1 2 3 4 5 6 7 8 9 10 11 12 13 14 |
Dim sht As DrawingSheet Set sht = CATIA.ActiveDocument.Sheets.ActiveSheet Dim vw Dim txt For Each vw In sht.Views If vw.Texts.Count <> 0 Then For Each txt In vw.Texts If txt.Name = "link_txt" Then txt.Text = sht.Name End If Next End If Next |
最終的に下画像のようになっていれば[OK]ボタンを押して完了です。
間違えて「Sub main」「End Sub」を消してしまった場合は手入力するか、一度[ナレッジウェアアクション]に切り替えてると復活するはずです。
このコードでは「[link_txt]という名前の[テキスト]の値を、アクティブシートのシート名と同じにする」という処理になっています。
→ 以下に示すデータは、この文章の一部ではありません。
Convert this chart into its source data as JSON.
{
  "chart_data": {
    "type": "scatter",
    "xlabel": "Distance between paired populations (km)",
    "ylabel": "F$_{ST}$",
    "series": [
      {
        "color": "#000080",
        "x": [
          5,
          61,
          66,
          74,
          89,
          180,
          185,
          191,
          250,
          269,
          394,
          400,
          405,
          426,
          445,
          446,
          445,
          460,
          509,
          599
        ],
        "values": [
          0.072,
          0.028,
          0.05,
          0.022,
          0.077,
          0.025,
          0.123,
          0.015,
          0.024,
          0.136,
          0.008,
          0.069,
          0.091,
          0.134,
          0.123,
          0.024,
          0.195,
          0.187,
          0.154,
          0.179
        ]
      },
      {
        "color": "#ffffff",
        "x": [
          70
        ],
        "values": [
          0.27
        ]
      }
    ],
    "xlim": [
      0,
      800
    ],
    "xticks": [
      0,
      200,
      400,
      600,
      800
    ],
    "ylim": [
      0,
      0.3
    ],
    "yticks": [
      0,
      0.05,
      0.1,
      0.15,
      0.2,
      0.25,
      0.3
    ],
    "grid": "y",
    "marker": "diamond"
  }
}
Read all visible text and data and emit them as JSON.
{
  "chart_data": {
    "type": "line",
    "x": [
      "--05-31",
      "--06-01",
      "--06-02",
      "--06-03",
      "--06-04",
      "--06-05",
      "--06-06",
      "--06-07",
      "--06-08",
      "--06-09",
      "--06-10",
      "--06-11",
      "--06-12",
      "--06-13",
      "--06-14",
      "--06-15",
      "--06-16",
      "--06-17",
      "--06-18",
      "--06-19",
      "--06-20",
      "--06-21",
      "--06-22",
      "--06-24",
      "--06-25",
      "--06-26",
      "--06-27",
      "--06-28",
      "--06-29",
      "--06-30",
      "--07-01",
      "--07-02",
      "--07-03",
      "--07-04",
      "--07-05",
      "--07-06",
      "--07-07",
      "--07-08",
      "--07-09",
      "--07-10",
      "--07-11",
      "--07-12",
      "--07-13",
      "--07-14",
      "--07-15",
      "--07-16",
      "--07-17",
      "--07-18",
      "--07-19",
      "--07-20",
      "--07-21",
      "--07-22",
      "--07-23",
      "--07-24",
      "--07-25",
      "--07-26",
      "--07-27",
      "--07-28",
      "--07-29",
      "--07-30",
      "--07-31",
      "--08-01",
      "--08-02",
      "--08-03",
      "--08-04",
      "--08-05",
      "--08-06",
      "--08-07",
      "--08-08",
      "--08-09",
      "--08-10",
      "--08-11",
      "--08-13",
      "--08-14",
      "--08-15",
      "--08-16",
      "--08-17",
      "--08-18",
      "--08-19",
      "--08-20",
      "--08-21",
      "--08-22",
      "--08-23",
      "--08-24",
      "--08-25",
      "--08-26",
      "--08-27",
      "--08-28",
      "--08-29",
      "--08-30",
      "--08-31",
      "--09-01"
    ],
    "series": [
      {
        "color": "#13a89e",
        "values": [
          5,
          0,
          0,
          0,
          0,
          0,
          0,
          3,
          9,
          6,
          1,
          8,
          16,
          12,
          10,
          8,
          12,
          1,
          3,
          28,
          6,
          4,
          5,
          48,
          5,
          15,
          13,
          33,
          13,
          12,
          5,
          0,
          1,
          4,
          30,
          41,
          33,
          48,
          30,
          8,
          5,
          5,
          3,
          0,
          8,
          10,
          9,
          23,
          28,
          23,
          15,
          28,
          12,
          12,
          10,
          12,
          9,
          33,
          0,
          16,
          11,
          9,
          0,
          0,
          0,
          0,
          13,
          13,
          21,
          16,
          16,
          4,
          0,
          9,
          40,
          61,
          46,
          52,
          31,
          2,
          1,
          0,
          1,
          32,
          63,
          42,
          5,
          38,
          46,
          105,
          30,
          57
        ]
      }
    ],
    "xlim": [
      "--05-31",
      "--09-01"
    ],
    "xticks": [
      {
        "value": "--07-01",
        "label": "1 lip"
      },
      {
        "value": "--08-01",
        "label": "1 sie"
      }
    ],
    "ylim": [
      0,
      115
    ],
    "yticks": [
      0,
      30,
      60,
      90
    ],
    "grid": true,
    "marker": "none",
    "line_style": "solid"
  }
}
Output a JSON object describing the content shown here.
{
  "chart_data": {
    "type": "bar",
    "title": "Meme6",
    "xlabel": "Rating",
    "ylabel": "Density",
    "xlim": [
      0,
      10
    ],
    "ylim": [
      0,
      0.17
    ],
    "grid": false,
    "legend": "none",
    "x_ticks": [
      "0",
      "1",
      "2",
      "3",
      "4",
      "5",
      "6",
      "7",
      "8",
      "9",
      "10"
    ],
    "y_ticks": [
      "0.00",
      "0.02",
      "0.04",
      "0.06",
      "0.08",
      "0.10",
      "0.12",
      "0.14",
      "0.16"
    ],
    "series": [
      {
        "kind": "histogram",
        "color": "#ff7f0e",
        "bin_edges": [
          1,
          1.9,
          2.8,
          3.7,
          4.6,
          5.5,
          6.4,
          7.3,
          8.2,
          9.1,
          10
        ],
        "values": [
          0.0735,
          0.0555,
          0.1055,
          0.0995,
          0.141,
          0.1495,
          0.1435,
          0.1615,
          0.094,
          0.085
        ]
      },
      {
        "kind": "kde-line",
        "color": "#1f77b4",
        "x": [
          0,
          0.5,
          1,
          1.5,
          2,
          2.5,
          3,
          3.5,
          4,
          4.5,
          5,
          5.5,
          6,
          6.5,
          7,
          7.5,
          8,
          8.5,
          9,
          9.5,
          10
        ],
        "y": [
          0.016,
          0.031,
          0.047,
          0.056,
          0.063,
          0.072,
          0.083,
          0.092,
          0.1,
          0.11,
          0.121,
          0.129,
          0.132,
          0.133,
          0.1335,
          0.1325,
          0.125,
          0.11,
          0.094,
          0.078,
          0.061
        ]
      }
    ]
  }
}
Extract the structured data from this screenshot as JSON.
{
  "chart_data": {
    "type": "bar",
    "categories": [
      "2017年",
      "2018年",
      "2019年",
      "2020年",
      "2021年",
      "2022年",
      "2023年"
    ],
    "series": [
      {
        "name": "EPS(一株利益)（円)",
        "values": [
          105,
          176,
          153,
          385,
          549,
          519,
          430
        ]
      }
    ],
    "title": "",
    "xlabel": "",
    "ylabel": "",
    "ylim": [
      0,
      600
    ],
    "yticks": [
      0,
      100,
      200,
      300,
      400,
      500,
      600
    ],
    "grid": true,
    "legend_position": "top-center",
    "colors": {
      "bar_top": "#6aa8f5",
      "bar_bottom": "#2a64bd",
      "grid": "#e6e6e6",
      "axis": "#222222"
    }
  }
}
つまり、先に設定したシートの名前が変わるたびにこの処理が毎回自動で実行されるような設定がされたという訳です。
実際に動きを確認
ではこれまでに設定したリアクションがうまく機能しているかを確認しましょう。
適当にテキストを作成して、シート名と紐づけたいテキストの名前をフィーチャープロパティより「link_txt」にします。link_txtは複数個あっても問題なく、すべてシート名と紐づきます。
これですべての準備が完了したので、実際にシート名を変えてみましょう。
シート名を変えて、「link_txt」の値も同じように変換されていれば完成です。
ただ、あくまでも「link_txt」の値が変換されるタイミングはシート名が変わった瞬間だけです。
「link_txt」の値を手入力で書き換えた後、シート名を変更していないと「シート名 ≠ link_txt」となるので注意して下さい。
まとめ
今回はナレッジ・アドバイザーの「リアクション」を使って、シート名にテキストの値を紐づける方法を紹介しました。
ナレッジ関連はあまり使わないという人も多いですが使いようよってはかなり便利なものなので、使いたいときに使えるように内容だけは簡単に理解しておくことをオススメします。
VBアクションに記載していた処理コードは基本VBAと同じです。
VBAに関しては「【CATIA応用知識】VBAマクロの作成方法まとめ」ページでいろいろ解説しているので、興味のある方はマクロの勉強も合わせてやってみることをオススメします。
これを理解することで、リアクションで実行できる処理内容の幅が一気に広がります。
VBA(VBS)もナレッジ関連も初めて触る人にとっては難しい内容だとは思いますが、それ以上にリターンも大きいのでぜひこっちの分野にも足を踏み入れてみて下さい。